|
Hi Bernard:
1. I collected MAC addresses of clients and
assigned to the client node when I defined the client.
2. The client is able to boot by the network(PXE),
so I enabled the client to boot with PXE.
3. When I rebooted the client, it connected to the
server.

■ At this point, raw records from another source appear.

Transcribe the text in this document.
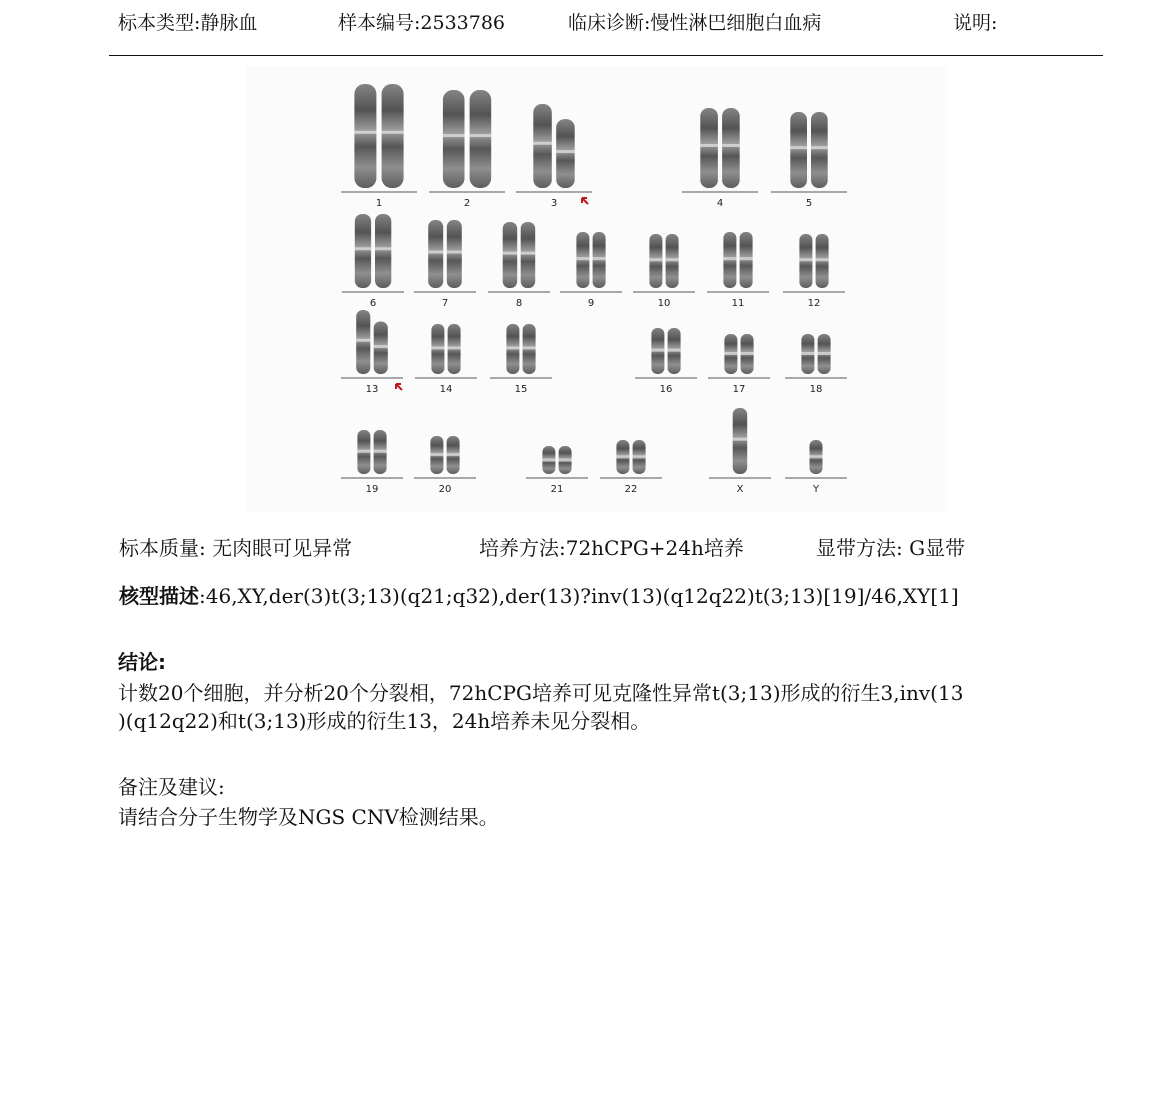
标本类型:静脉血	样本编号:2533786	临床诊断:慢性淋巴细胞白血病	说明:
1	2	3	4	5
6	7	8	9	10	11	12
13	14	15	16	17	18
19	20	21	22	X	Y
标本质量: 无肉眼可见异常	培养方法:72hCPG+24h培养	显带方法: G显带
核型描述:46,XY,der(3)t(3;13)(q21;q32),der(13)?inv(13)(q12q22)t(3;13)[19]/46,XY[1]
结论:
计数20个细胞，并分析20个分裂相，72hCPG培养可见克隆性异常t(3;13)形成的衍生3,inv(13
)(q12q22)和t(3;13)形成的衍生13，24h培养未见分裂相。
备注及建议:
请结合分子生物学及NGS CNV检测结果。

But, it couldn't find the DISK0.
The following messages
printed out when I started the client with PXE.
Loading ide-scsi... Assuming ide-scsi is
compiled into the kernel, not needed, or already loaded.
get_hostname_by_hosts_file Host file
exists... Searching for this machine's hostname in /scripts/hosts by IP:
192.168.1.4
This hosts name is: client4
run_pre_install_scripts >>>
99all.harmless_example_script
I live in
/var/lib/systemimager/scripts/pre-install.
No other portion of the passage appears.